小泉竹中政権を全面支援したのが日本経済新聞である。
小泉純一郎氏が総理に就任する1年半前に、私を小泉氏に引き合わせたのも日経新聞幹部である。小泉氏と極めて親しい杉田亮毅氏が小泉氏のために勉強会をセットし、その講師として私は小泉氏に1.5時間のレクチャーをした。
杉田氏はその後、日経新聞の社長に就任し、前任の鶴田社長を日経新聞から締め出し、杉田王国を形成した。これが2003年のことである。私の観察では、2003年以降、日経新聞は実質的に小泉新報と化していった。
この日経新聞が2003年5月17日土曜日朝刊で、りそな銀行実質国有化を1面トップで報じた。
日経新聞は、その後、繰延税金資産の3年計上についても、経営健全化計画の期間が3年だから、3年認めることはあり得る選択だったなどの援護射撃をしたが、3年計上が公的資金で救済できる条件を満たすために、逆算で提示されたことは、誰の目にも明らかである。
りそな銀行は公的資金で救済された。なんと、2兆円もの公的資金が注ぎ込まれたのである。

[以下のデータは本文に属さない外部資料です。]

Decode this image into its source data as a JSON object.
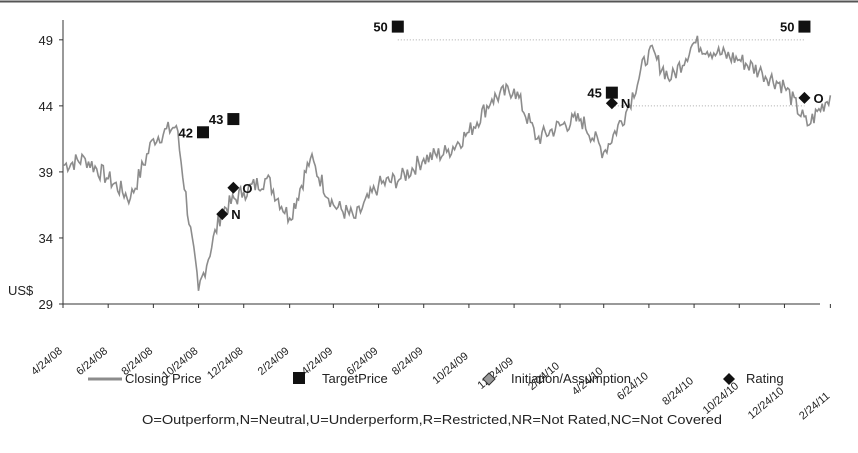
{
  "chart_data": {
    "type": "line",
    "ylabel": "US$",
    "ylim": [
      29,
      50.5
    ],
    "yticks": [
      "29",
      "34",
      "39",
      "44",
      "49"
    ],
    "xticks": [
      "4/24/08",
      "6/24/08",
      "8/24/08",
      "10/24/08",
      "12/24/08",
      "2/24/09",
      "4/24/09",
      "6/24/09",
      "8/24/09",
      "10/24/09",
      "12/24/09",
      "2/24/10",
      "4/24/10",
      "6/24/10",
      "8/24/10",
      "10/24/10",
      "12/24/10",
      "2/24/11"
    ],
    "grid": false,
    "legend_position": "bottom",
    "series": [
      {
        "name": "Closing Price",
        "color": "#8c8c8c",
        "x": [
          "4/24/08",
          "5/24/08",
          "6/24/08",
          "7/24/08",
          "8/24/08",
          "9/24/08",
          "10/24/08",
          "11/24/08",
          "12/24/08",
          "1/24/09",
          "2/24/09",
          "3/24/09",
          "4/24/09",
          "5/24/09",
          "6/24/09",
          "7/24/09",
          "8/24/09",
          "9/24/09",
          "10/24/09",
          "11/24/09",
          "12/24/09",
          "1/24/10",
          "2/24/10",
          "3/24/10",
          "4/24/10",
          "5/24/10",
          "6/24/10",
          "7/24/10",
          "8/24/10",
          "9/24/10",
          "10/24/10",
          "11/24/10",
          "12/24/10",
          "1/24/11",
          "2/24/11"
        ],
        "values": [
          39.5,
          40.0,
          38.5,
          37.0,
          41.5,
          42.5,
          30.0,
          36.0,
          37.5,
          38.5,
          35.5,
          40.0,
          36.5,
          35.5,
          38.0,
          38.5,
          40.0,
          40.5,
          42.0,
          44.5,
          45.3,
          41.5,
          42.5,
          43.0,
          40.5,
          43.5,
          48.2,
          46.0,
          48.8,
          48.0,
          47.5,
          46.5,
          45.5,
          42.5,
          44.8
        ]
      }
    ],
    "target_prices": [
      {
        "date": "10/30/08",
        "value": 42,
        "label": "42"
      },
      {
        "date": "12/10/08",
        "value": 43,
        "label": "43"
      },
      {
        "date": "7/20/09",
        "value": 50,
        "label": "50"
      },
      {
        "date": "5/5/10",
        "value": 45,
        "label": "45"
      },
      {
        "date": "1/20/11",
        "value": 50,
        "label": "50"
      }
    ],
    "ratings": [
      {
        "date": "11/25/08",
        "value": 35.8,
        "label": "N"
      },
      {
        "date": "12/10/08",
        "value": 37.8,
        "label": "O"
      },
      {
        "date": "5/5/10",
        "value": 44.2,
        "label": "N"
      },
      {
        "date": "1/20/11",
        "value": 44.6,
        "label": "O"
      }
    ],
    "target_lines": [
      {
        "from": "7/20/09",
        "to": "1/20/11",
        "value": 49
      },
      {
        "from": "5/5/10",
        "to": "1/20/11",
        "value": 44
      }
    ]
  },
  "legend": {
    "closing_price": "Closing Price",
    "target_price": "TargetPrice",
    "initiation": "Initiation/Assumption",
    "rating": "Rating"
  },
  "footnote": "O=Outperform,N=Neutral,U=Underperform,R=Restricted,NR=Not Rated,NC=Not Covered"
}
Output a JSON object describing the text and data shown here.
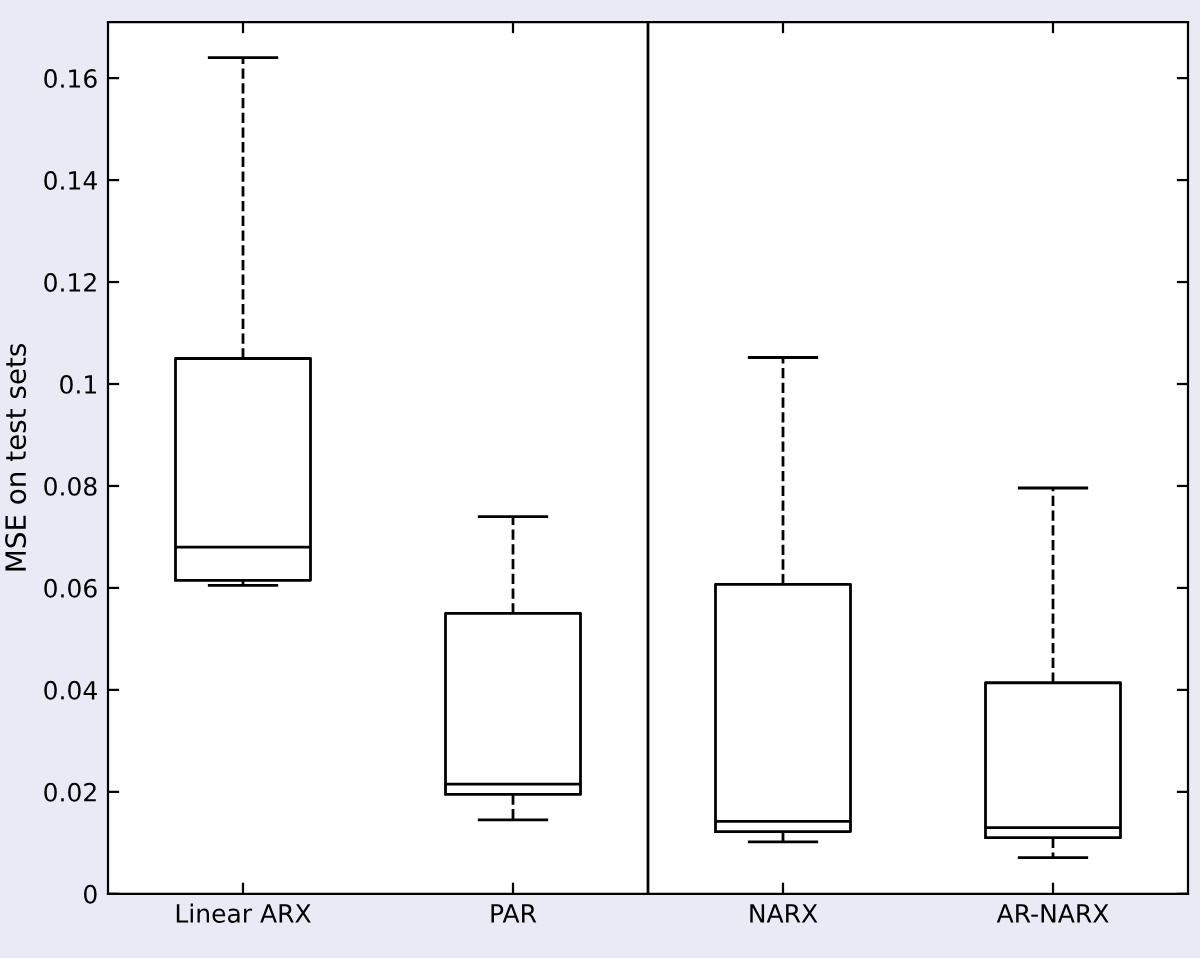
{
  "chart_data": {
    "type": "box",
    "ylabel": "MSE on test sets",
    "categories": [
      "Linear ARX",
      "PAR",
      "NARX",
      "AR-NARX"
    ],
    "boxes": [
      {
        "low": 0.0605,
        "q1": 0.0615,
        "median": 0.068,
        "q3": 0.105,
        "high": 0.164
      },
      {
        "low": 0.0145,
        "q1": 0.0195,
        "median": 0.0215,
        "q3": 0.055,
        "high": 0.074
      },
      {
        "low": 0.0102,
        "q1": 0.0122,
        "median": 0.0142,
        "q3": 0.0607,
        "high": 0.1052
      },
      {
        "low": 0.0071,
        "q1": 0.011,
        "median": 0.013,
        "q3": 0.0414,
        "high": 0.0796
      }
    ],
    "ylim": [
      0,
      0.171
    ],
    "yticks": [
      0,
      0.02,
      0.04,
      0.06,
      0.08,
      0.1,
      0.12,
      0.14,
      0.16
    ],
    "grid": false,
    "line_style": "dashed",
    "color": "#000000"
  }
}
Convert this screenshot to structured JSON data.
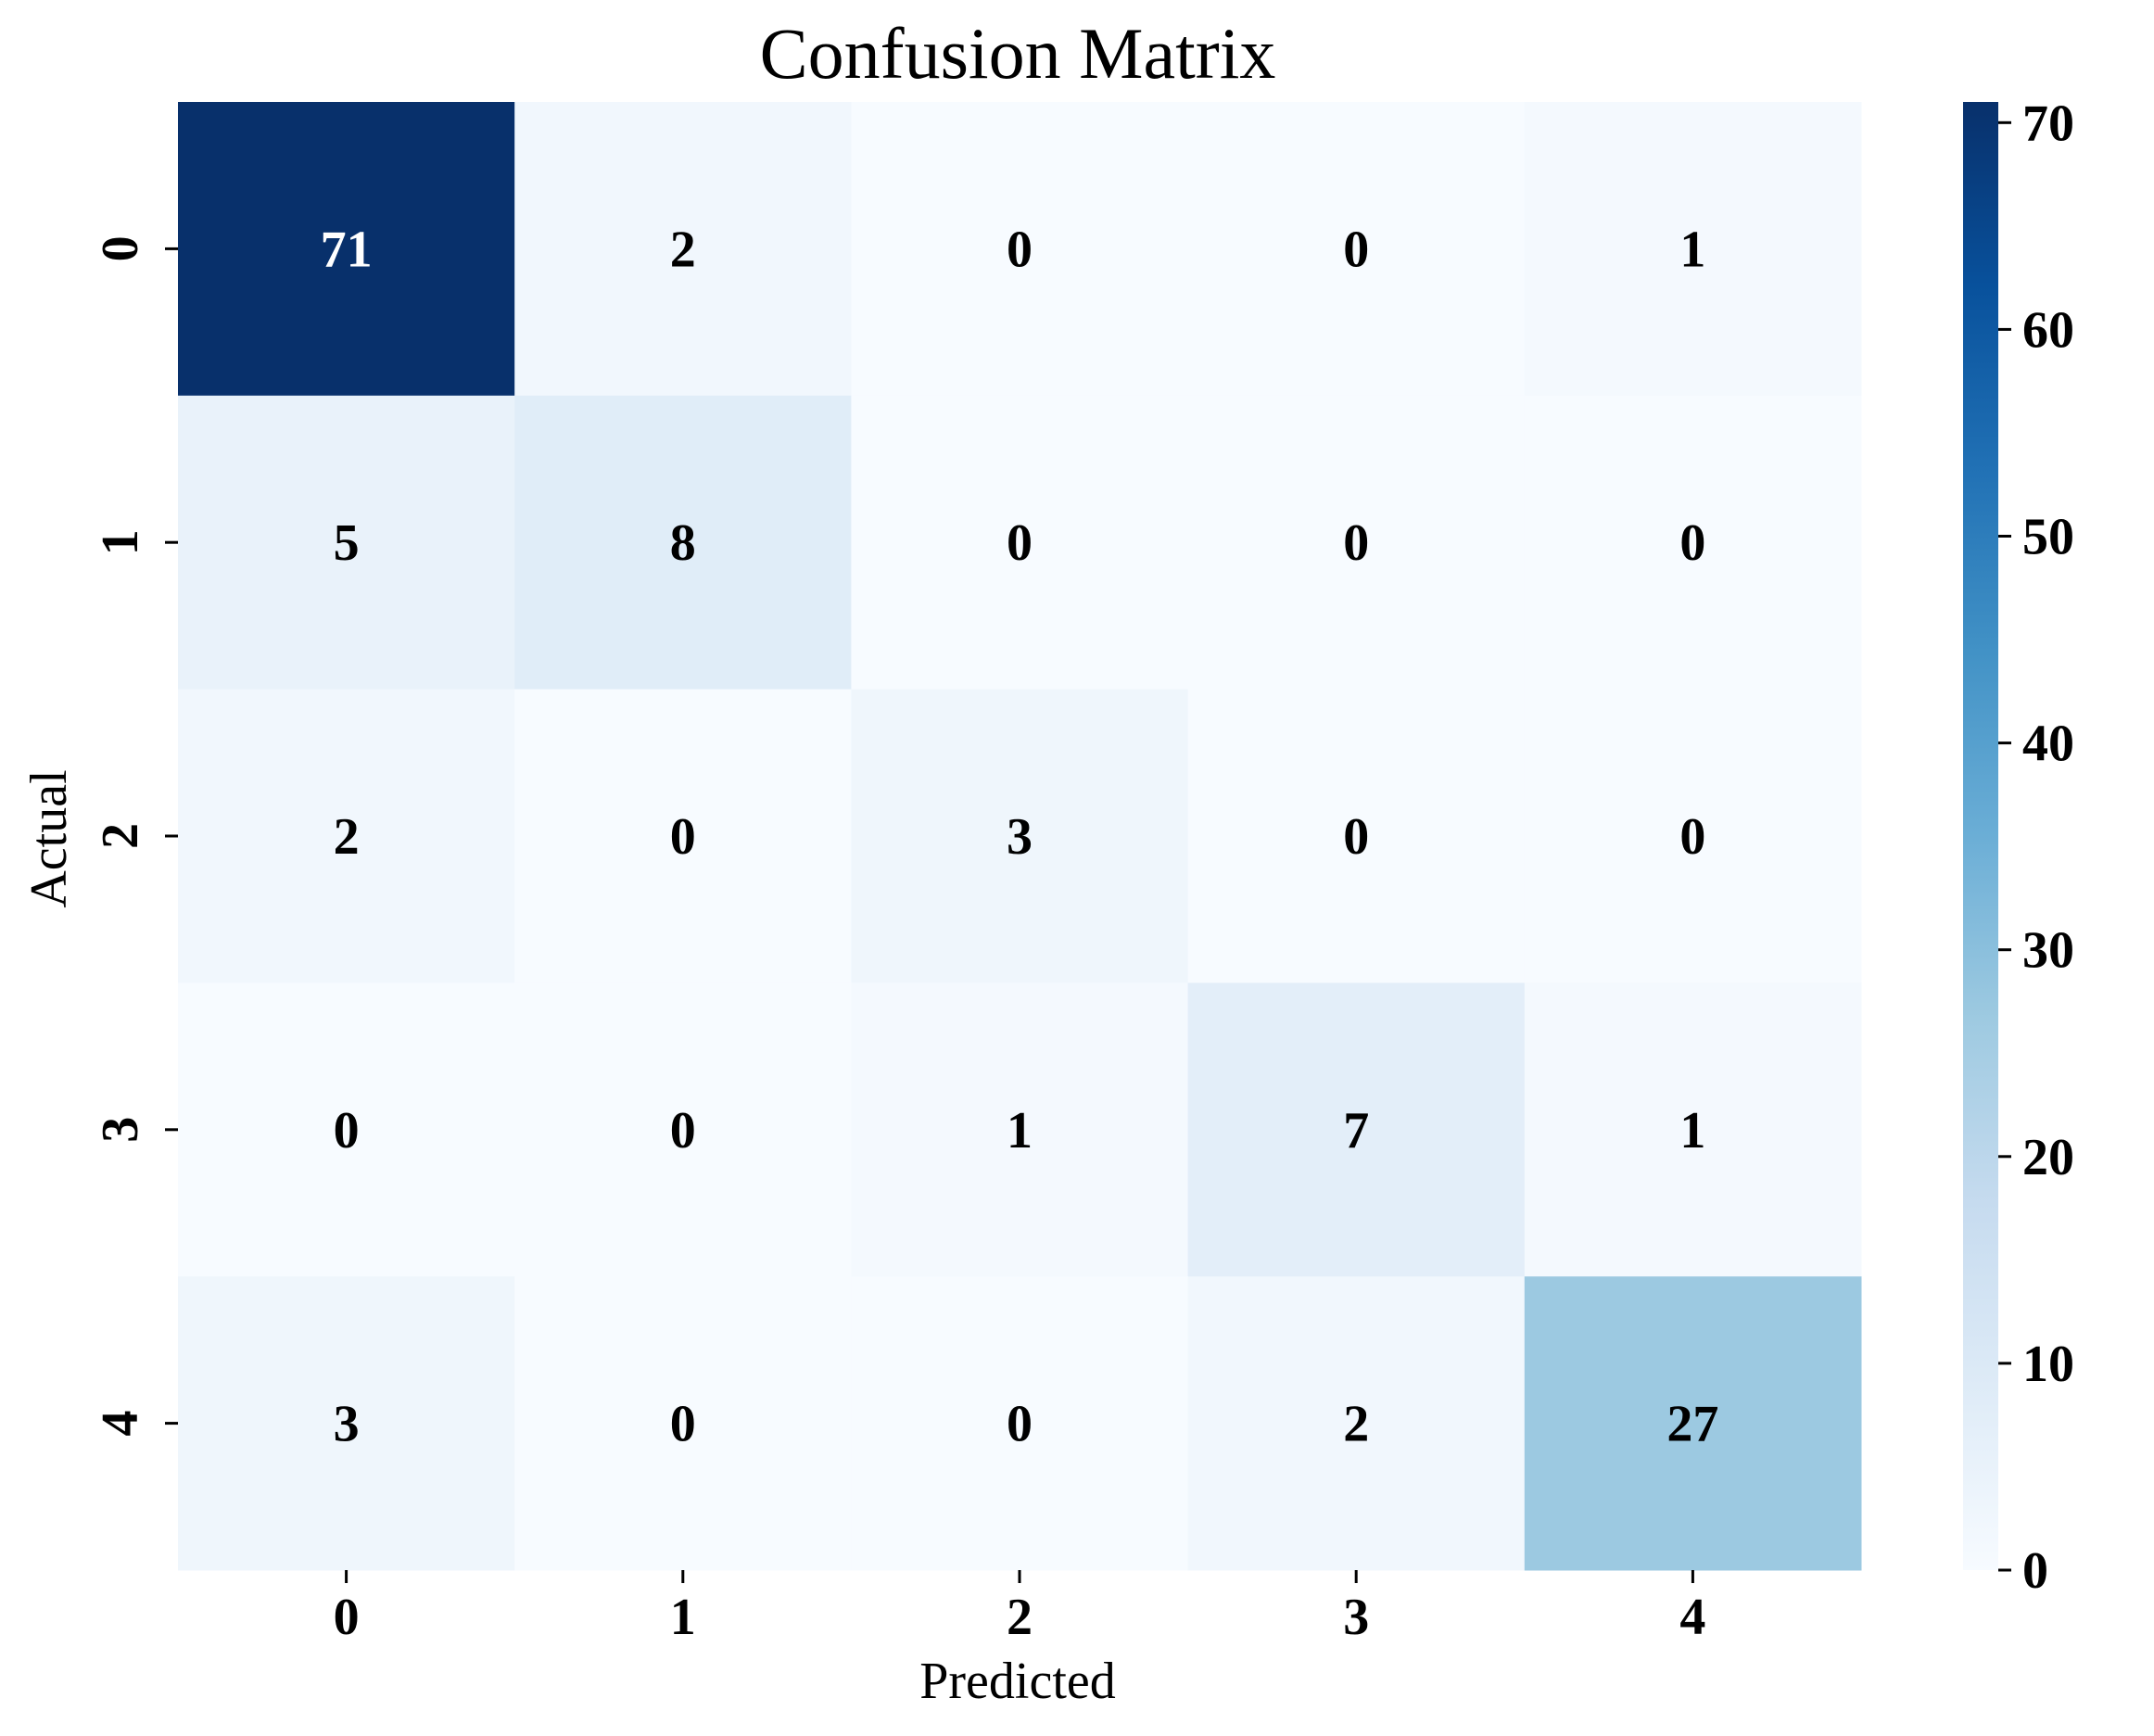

「破たん処理」と「公的資金による救済」との間にどれほどの違いがあるのか。一番分かり易いのは、株価への影響だ。破たん処理の場合には、株価はいったんゼロになる。株主が出資責任を問われる。
公的資金による救済の場合には、株価は暴騰するだろう。株主は責任を問われるどころか、国から利益供与を受けるわけだ。
枝野氏は12月27日、東電の西沢社長と面会し、東電の一時国有化受け入れを迫ったと報道されている。
グーグルニュースの一覧では、
時事通信社、産経新聞、テレビ朝日、日本テレビが「一時国有化」ないし「国有化」の表現を用いている。
これに対し、共同通信社、読売新聞、朝日新聞、日経新聞、ロイター、ブルームバーグなどが、「実質国有化」あるいは、「一時的な公的管理」などの表現を使っている。
繰り返すが、実質国有化と一時国有化との間には、天と地の開きがある。
所管大臣である経産相が「一時国有化」を受け入れることを要請したということなら、これは、
「東電 一時国有化へ」
ということになり、巨大ニュースになる。東電株価はゼロに向かうということになるから、東証業務規程第29条に該当する可能性が高いということになるのだ。